Friday, January 21, 2011

Them's the Breaks

We are only three weeks into the Spring season for APA and I actually haven't even played many matches in these opening weeks but so far I've managed to log three 9-ball "snappers" during league 9-ball matches and one 8-ball break during an 8-ball match. Time will tell if the trend continues, of course, but needless to say I've been pretty happy with my break lately.

The 8-ball break is particularly significant since it's the first one I've done in a long time (6 months, maybe?) due to pretty much abandoning attempts for intentional 8-ball breaks during that period of time.

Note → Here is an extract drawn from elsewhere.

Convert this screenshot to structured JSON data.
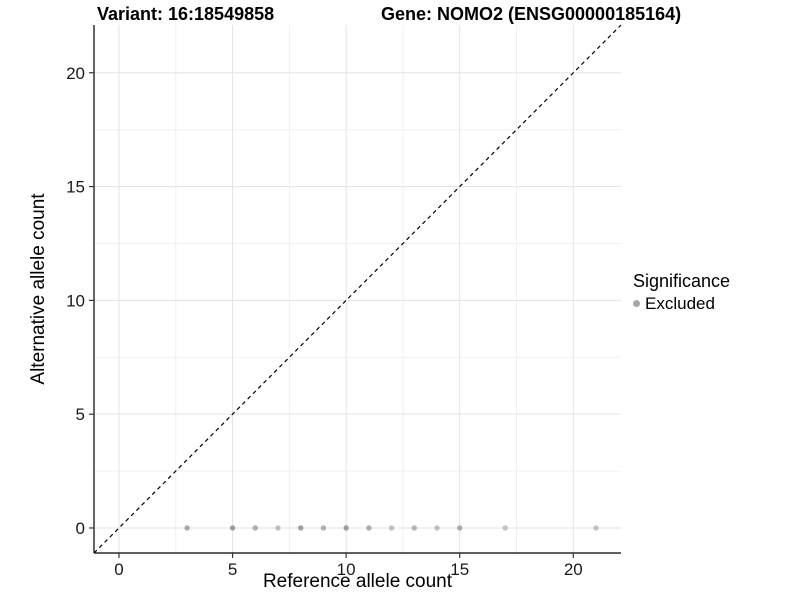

I stopped trying them because aiming at the second ball in the rack tends to be a riskier shot - it's fairly easy to scratch either by pocketing the cue ball or by hitting the cue ball off of the table. I was getting a good spread and pocketing balls more often than not with a 'normal' break, so I opted to reduce my risk and stick with that.

So what's changed recently? Well, after chatting a bit with Sondra Friestad earlier in the month, I realized it had been some time since I dedicated much more than perfunctory practice on my break. While very little of our discussion about breaking and break practicing made it into the edited version of the interview, she and I talked at length about the importance of a good break and how so few seem to dedicate time to practicing such a critical shot.

We were in complete agreement during that discussion because I remembered doing nothing but breaking for hours on end for a period of time about a year and a half ago... my kids ducking for cover and calling me names every time I sent the cue ball into the family room where they were... but I made some big improvements; got my power dialed up to a reasonable level, and got to the point that dry breaks were more the exception than the rule.

As a result of that intensive practice period, I've got a fairly strong break. I generally clock in at or just under 20 MPH as measured by the iPhone Break Speed app, which I think is pretty respectable. Once I got to the point that I was satisfied with my break, I more or less put it on the back burner while working on other areas of my game. (Hat tip to Michael Reddick for turning me on to the Break Speed app)

After my discussion with Sondra, I decided it was about time to circle back around and focus on my break again for a bit. Since I'm generally satisfied with the power of my break, I decided to put some time into improving my accuracy.

Probably the biggest factor in increasing my accuracy was an improved bridge, particularly when breaking from the side rail as I often do in both 9-ball and 8-ball. The bridge I used to use was a simple two-finger bridge as shown in the first picture to the left. Basically, the shaft glided over the felt on the rail and was loosely guided by my index and middle fingers.

While it's not apparent in the picture, the palm of my hand is elevated and no part of my hand (other than the two fingers) come in contact with the shaft. This is a fairly common rail bridge, but not a particularly stable one. It's extremely easy to move the tip side-to-side by moving the butt of the cue side-to-side, for example.

My improved bridge is shown at right. Notice how I've tucked my thumb underneath and laid it next to the shaft. The shaft now slides alongside my thumb and middle finger, and my index finger actually serves to snug the shaft up against my thumb and middle finger. This seemingly minor change results in a huge gain in lateral stability of the shaft.

With the old bridge, my fingers were only in contact with about 1/2 inch or at most an inch of the shaft (lengthwise) and they created a simple pivot point. I could easily move the butt of the cue side-to-side to freely move the tip side-to-side. With the newer bridge, my thumb and middle finger come in contact with about four inches of the shaft which eliminates the simple pivot point... I get much more resistance when I try to move the butt of the cue side-to-side. This bridge, in addition to some recent concentrated practice, has definitely improved my aim to the point that I'm much more confident in getting a good hit on the second ball (which is generally considered to improve your chances of sinking the 8-ball on the break).


  1. on top of the bridge i also like to stand up higher to give myself extra room.

  2. I like the new bridge. Much more stable than your previous version. Nice improvements in your breaking technique. Keep up the great work!